Stowers works with her advisor, Tom Yankeelov, in the Center for Computational Oncology where she is exploring methods for incorporating genetic data into a multi-scale mathematical model of tumor growth designed to predict the response of breast cancer patients to neoadjuvant therapy.

“The ability to predict the response of cancer patients could allow for intervention and therapy optimization for the individual patient, which would limit their exposure to toxicities associated with unsuccessful therapies,” she said.

“When a patient comes in for therapy, this is a triple negative breast cancer patient, they do something called neoadjuvant therapy. They have imaging before they start the treatment, then they do two cycles of the treatment, then another set of imaging, two more cycles of treatment, another set of imaging, the second type of treatment, another set of imaging and then surgery,” explained Stowers.

“The previous work has been able to take the first two cycles of imaging and calibrate a PDE model in order to predict the third cycle of imaging, but if we have to wait until they're halfway through the therapy before we know if they're going to respond, then they've still done half the therapy.” 

“My research asks, what if we take what we have at baseline - at the very first imaging time point before therapy has begun - and we try to predict what happens at the end?
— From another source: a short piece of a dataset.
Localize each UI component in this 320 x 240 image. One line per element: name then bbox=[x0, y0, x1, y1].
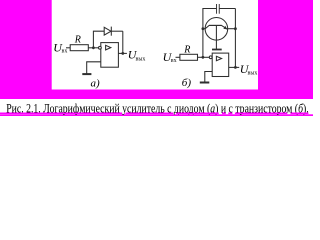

This means I only have a couple hundred data points. Convolutional neural networks are generally on the order of tens of thousands of data points for training, so I don't have a lot to work with.” 

Stowers is proud of many of her achievements throughout her academic career, including her internships at LLNL, her publications—including one in a clinical journal—and, of course, her NSF fellowship.

“It was really cool because my sister also won the same fellowship, so we have two people in the family to get an NSF fellowship.”

“For my application, I focused on the broader computational impact of my research,” Stowers explained. “While I’m working with medical data, this project is impactful for any areas where you have limited data and/or data that can be difficult to connect to underlying physical processes, making it difficult to model.”

When not working on her research, Stowers enjoys musical theater, hiking and playing D&D.

She also spends a lot of her time knitting or sewing her own clothes. “I met with another CSEM student and I got her into knitting and now we knit together. It's a very addictive hobby. You can also watch as much TV as you want and not feel bad about it.”

Stowers and her husband have two guinea pigs. “Their names are Minnie and Ollie. We were going to get two more, but they are two old grouchy ladies and they did not want friends,” she said.

As a third-year student, Stowers is excited to be finished with classes so that she can focus all of her attention on her research. “I made a lot of progress this summer and I look forward to continuing that progress this fall.”